How Heat Impacts Your Heart Health

July 9, 2024

By Leila Lopez Marks

Medicine has known for some time that excessive exposure to heat without proper safety measures can cause heat stroke, heat exhaustion and other heat-related ailments.

Now, studies are emerging that show excessive exposure to heat can cause a number of problems for one's heart as well.

An overview of how heat impacts your heart

So how is it that heat causes heart problems? According to Dr. Sadeer Al-Kindi, a cardiologist and researcher at Houston Methodist, heat acts as a stressor to the heart. This causes the heart to pump faster and stronger, which essentially means that at times it works harder than it needs to.

In addition, it changes the viscosity of the blood. Specifically, it makes the blood thinner, meaning it doesn't clot as easily. This may be especially dangerous for people who are already on blood-thinning medication.

"People who have disrupted heart function — for example, people with heart failure and people who've had prior heart attacks, strokes and other cardiovascular issues — are usually more susceptible to the impacts of the change in temperature," says Dr. Al-Kindi.

The question is, does prolonged exposure to heat increase one's chances of developing heart disease?

"We are not 100% sure whether this occurs only in people who have heart disease already or it's a new heart disease that forms," says Dr. Al-Kindi.

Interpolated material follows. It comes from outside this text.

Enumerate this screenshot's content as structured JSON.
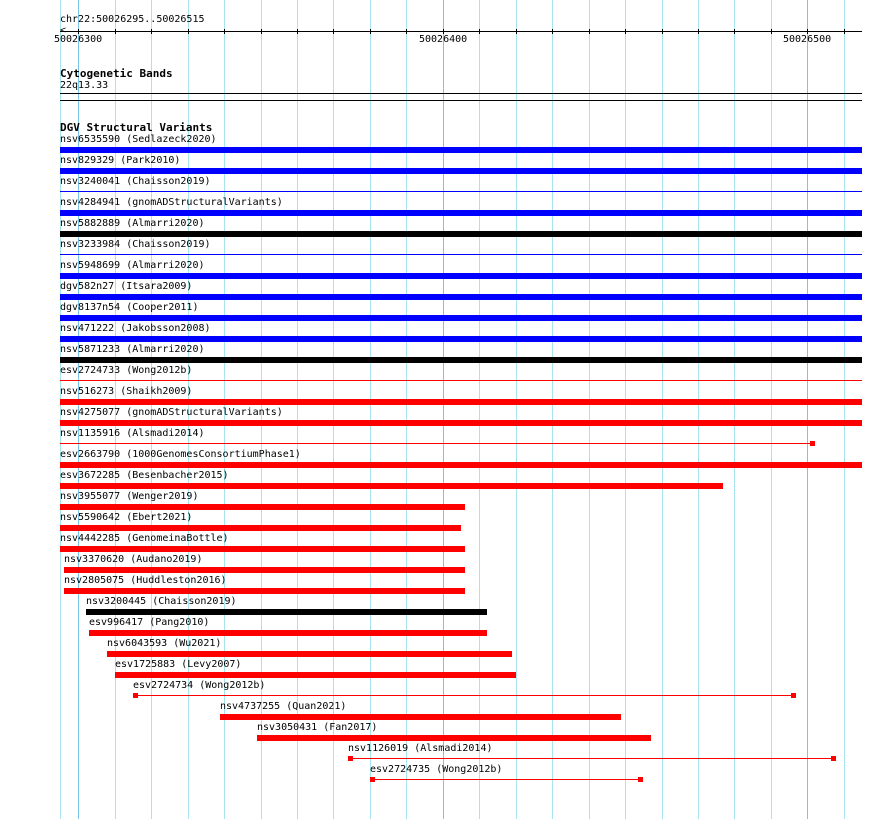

Dr. Al-Kindi adds that it's more likely than not that patients who die from heart disease during heat waves already had heart disease. In those cases, the heat makes it worse and causes heart attacks."

Temperature changes, especially quick and drastic ones, can also have an effect on one's body, not just the heart. Examples include hyperthermia (when body temperature gets too high), hypothermia (when body temperature gets too low), coma, organ failure and, in some severe cases, death.

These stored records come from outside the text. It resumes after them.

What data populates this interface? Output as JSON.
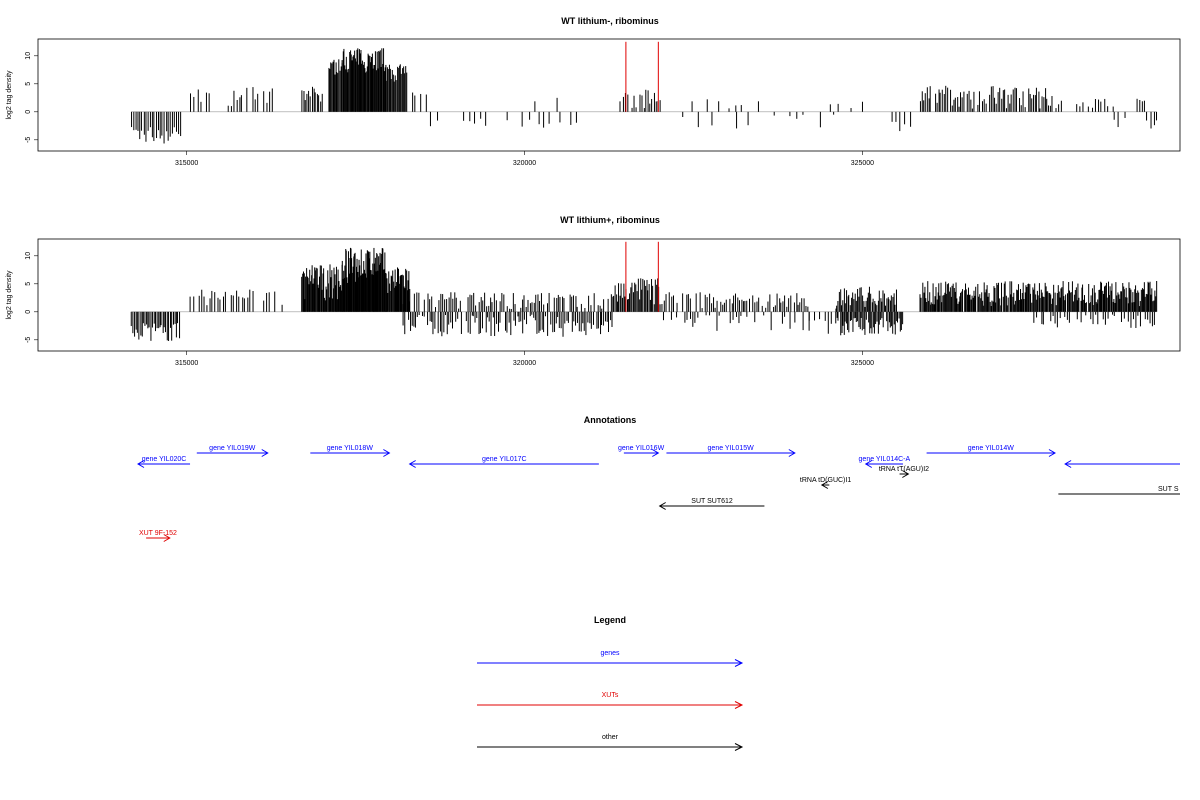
{
  "chart_data": [
    {
      "type": "bar",
      "title": "WT lithium-, ribominus",
      "ylabel": "log2 tag density",
      "xlim": [
        312800,
        329700
      ],
      "ylim": [
        -7,
        13
      ],
      "yticks": [
        -5,
        0,
        5,
        10
      ],
      "xticks": [
        315000,
        320000,
        325000
      ],
      "grid": false,
      "baseline": 0,
      "tracks": [
        {
          "start": 314180,
          "end": 314900,
          "min": -6.0,
          "max": -2.5,
          "step": 30
        },
        {
          "start": 315050,
          "end": 316300,
          "min": 1.0,
          "max": 4.5,
          "step": 40,
          "density": 0.75
        },
        {
          "start": 316700,
          "end": 317000,
          "min": 1.0,
          "max": 4.5,
          "step": 25
        },
        {
          "start": 317100,
          "end": 317300,
          "min": 6.5,
          "max": 9.5,
          "step": 15
        },
        {
          "start": 317300,
          "end": 317950,
          "min": 7.0,
          "max": 11.5,
          "step": 12
        },
        {
          "start": 317950,
          "end": 318250,
          "min": 5.0,
          "max": 8.5,
          "step": 15
        },
        {
          "start": 318250,
          "end": 318550,
          "min": 1.0,
          "max": 3.5,
          "step": 40,
          "density": 0.8
        },
        {
          "start": 318600,
          "end": 321100,
          "min": -3.5,
          "max": -0.5,
          "step": 80,
          "density": 0.55
        },
        {
          "start": 319850,
          "end": 320550,
          "min": 0.5,
          "max": 2.5,
          "step": 90,
          "density": 0.4
        },
        {
          "start": 321400,
          "end": 322000,
          "min": 0.5,
          "max": 4.0,
          "step": 30,
          "density": 0.85
        },
        {
          "start": 322100,
          "end": 323500,
          "min": 0.5,
          "max": 2.5,
          "step": 110,
          "density": 0.5
        },
        {
          "start": 322300,
          "end": 324600,
          "min": -3.5,
          "max": -0.5,
          "step": 90,
          "density": 0.55
        },
        {
          "start": 324500,
          "end": 325000,
          "min": 0.5,
          "max": 2.0,
          "step": 100,
          "density": 0.4
        },
        {
          "start": 325200,
          "end": 325700,
          "min": -4.0,
          "max": -1.0,
          "step": 70,
          "density": 0.7
        },
        {
          "start": 325850,
          "end": 327800,
          "min": 0.5,
          "max": 4.8,
          "step": 25,
          "density": 0.9
        },
        {
          "start": 327800,
          "end": 328700,
          "min": 0.5,
          "max": 3.0,
          "step": 45,
          "density": 0.8
        },
        {
          "start": 328700,
          "end": 329000,
          "min": -3.0,
          "max": -1.0,
          "step": 80,
          "density": 0.6
        },
        {
          "start": 329050,
          "end": 329200,
          "min": 1.0,
          "max": 2.5,
          "step": 40
        },
        {
          "start": 329200,
          "end": 329350,
          "min": -3.5,
          "max": -1.0,
          "step": 50
        }
      ],
      "highlights": [
        {
          "x": 321500,
          "y": 12.5,
          "color": "#e00000"
        },
        {
          "x": 321980,
          "y": 12.5,
          "color": "#e00000"
        }
      ]
    },
    {
      "type": "bar",
      "title": "WT lithium+, ribominus",
      "ylabel": "log2 tag density",
      "xlim": [
        312800,
        329700
      ],
      "ylim": [
        -7,
        13
      ],
      "yticks": [
        -5,
        0,
        5,
        10
      ],
      "xticks": [
        315000,
        320000,
        325000
      ],
      "grid": false,
      "baseline": 0,
      "tracks": [
        {
          "start": 314180,
          "end": 314900,
          "min": -5.5,
          "max": -2.0,
          "step": 22
        },
        {
          "start": 315050,
          "end": 316300,
          "min": 1.0,
          "max": 4.0,
          "step": 40,
          "density": 0.75
        },
        {
          "start": 316300,
          "end": 316700,
          "min": 0.5,
          "max": 2.0,
          "step": 80,
          "density": 0.4
        },
        {
          "start": 316700,
          "end": 317300,
          "min": 2.0,
          "max": 8.5,
          "step": 12
        },
        {
          "start": 317300,
          "end": 317950,
          "min": 5.0,
          "max": 11.5,
          "step": 10
        },
        {
          "start": 317950,
          "end": 318300,
          "min": 3.0,
          "max": 8.0,
          "step": 12
        },
        {
          "start": 318200,
          "end": 321300,
          "min": 0.5,
          "max": 3.5,
          "step": 28,
          "density": 0.8
        },
        {
          "start": 318200,
          "end": 321300,
          "min": -4.5,
          "max": -0.5,
          "step": 26,
          "density": 0.85
        },
        {
          "start": 321300,
          "end": 322000,
          "min": 1.0,
          "max": 6.0,
          "step": 18
        },
        {
          "start": 322000,
          "end": 324200,
          "min": 0.5,
          "max": 3.5,
          "step": 28,
          "density": 0.75
        },
        {
          "start": 322000,
          "end": 324200,
          "min": -3.5,
          "max": -0.5,
          "step": 40,
          "density": 0.6
        },
        {
          "start": 324200,
          "end": 324600,
          "min": -4.5,
          "max": -1.0,
          "step": 40,
          "density": 0.6
        },
        {
          "start": 324600,
          "end": 325500,
          "min": 0.5,
          "max": 4.5,
          "step": 18
        },
        {
          "start": 324600,
          "end": 325600,
          "min": -4.5,
          "max": -1.0,
          "step": 18,
          "density": 0.9
        },
        {
          "start": 325850,
          "end": 329350,
          "min": 1.0,
          "max": 5.5,
          "step": 14,
          "density": 0.95
        },
        {
          "start": 327500,
          "end": 329350,
          "min": -3.0,
          "max": -0.5,
          "step": 35,
          "density": 0.7
        }
      ],
      "highlights": [
        {
          "x": 321500,
          "y": 12.5,
          "color": "#e00000"
        },
        {
          "x": 321980,
          "y": 12.5,
          "color": "#e00000"
        }
      ]
    }
  ],
  "annotations": {
    "title": "Annotations",
    "features": [
      {
        "label": "gene YIL020C",
        "x1": 314280,
        "x2": 315050,
        "dir": "left",
        "row": 1,
        "kind": "gene"
      },
      {
        "label": "gene YIL019W",
        "x1": 315150,
        "x2": 316200,
        "dir": "right",
        "row": 0,
        "kind": "gene"
      },
      {
        "label": "gene YIL018W",
        "x1": 316830,
        "x2": 318000,
        "dir": "right",
        "row": 0,
        "kind": "gene"
      },
      {
        "label": "gene YIL017C",
        "x1": 318300,
        "x2": 321100,
        "dir": "left",
        "row": 1,
        "kind": "gene"
      },
      {
        "label": "gene YIL016W",
        "x1": 321470,
        "x2": 321980,
        "dir": "right",
        "row": 0,
        "kind": "gene"
      },
      {
        "label": "gene YIL015W",
        "x1": 322100,
        "x2": 324000,
        "dir": "right",
        "row": 0,
        "kind": "gene"
      },
      {
        "label": "gene YIL014C-A",
        "x1": 325050,
        "x2": 325600,
        "dir": "left",
        "row": 1,
        "kind": "gene"
      },
      {
        "label": "gene YIL014W",
        "x1": 325950,
        "x2": 327850,
        "dir": "right",
        "row": 0,
        "kind": "gene"
      },
      {
        "label": "",
        "x1": 328000,
        "x2": 329700,
        "dir": "left",
        "row": 1,
        "kind": "gene"
      },
      {
        "label": "tRNA tD(GUC)I1",
        "x1": 324400,
        "x2": 324510,
        "dir": "left",
        "row": 3,
        "kind": "other"
      },
      {
        "label": "tRNA tT(AGU)I2",
        "x1": 325550,
        "x2": 325680,
        "dir": "right",
        "row": 2,
        "kind": "other"
      },
      {
        "label": "SUT SUT612",
        "x1": 322000,
        "x2": 323550,
        "dir": "left",
        "row": 5,
        "kind": "other"
      },
      {
        "label": "SUT S",
        "x1": 327900,
        "x2": 329700,
        "dir": "none",
        "row": 4,
        "kind": "other"
      },
      {
        "label": "XUT 9F-152",
        "x1": 314400,
        "x2": 314750,
        "dir": "right",
        "row": 8,
        "kind": "xut"
      }
    ]
  },
  "legend": {
    "title": "Legend",
    "items": [
      {
        "label": "genes",
        "color": "#0000ff"
      },
      {
        "label": "XUTs",
        "color": "#e00000"
      },
      {
        "label": "other",
        "color": "#000000"
      }
    ]
  },
  "colors": {
    "gene": "#0000ff",
    "xut": "#e00000",
    "other": "#000000",
    "track": "#000000",
    "frame": "#000000",
    "baseline": "#9a9a9a"
  }
}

How certain heart medications affect heat tolerance

In addition, certain medications can impact the heart negatively when the body is exposed to heat. There are three main classes of medication that can do this.

  • Beta blockers – Most commonly prescribed for blood pressure but also used to help manage heart failure and heart attacks, beta blockers can make people more vulnerable to the heat because they reduce blood flow to the skin and make it harder for the body to cool itself down and regulate temperature.
  • Aspirin – A blood thinner, aspirin makes people more sensitive to temperature changes, according to one study.
  • Diuretics (water pills) – Typically prescribed to people with kidney problems, congestive heart failure or high blood pressure, diuretics encourage the body to urinate more frequently, which, during hotter weather, can cause electrolyte imbalances and make it harder for the body to regulate its temperature.


"If you live in hot weather, you lose a lot of water through sweat and that may make people more prone to having dehydration because we're prescribing them a water pill at the same time," Dr. Al-Kindi explains.

Heart health, heat & demographics

Older individuals, such as people aged 65 and older, are at higher susceptibility for heat's adverse effects.

"As we age, our homeostatic system, the system that keeps us in check gets weaker, so as you get older you become more vulnerable to the impacts of various environmental exposures," says Dr. Al-Kindi.

Tips to keep your heart healthy during hot weather

Given this new information, what are some mitigation strategies for lessening your chances of potentially developing heart disease or another heart-related illness as a result of excessive heat exposure?

  • Try to avoid temperature changes as much as possible. For those of us living in Houston where it is harder to do so, try to stay in air-conditioned places as much as possible. If you work outside for a living, bring cold packs and cold towels to help keep you cool as you work.
  • Stay hydrated as much as possible. This is especially important if you are on any of aspirin, beta blockers or diuretics.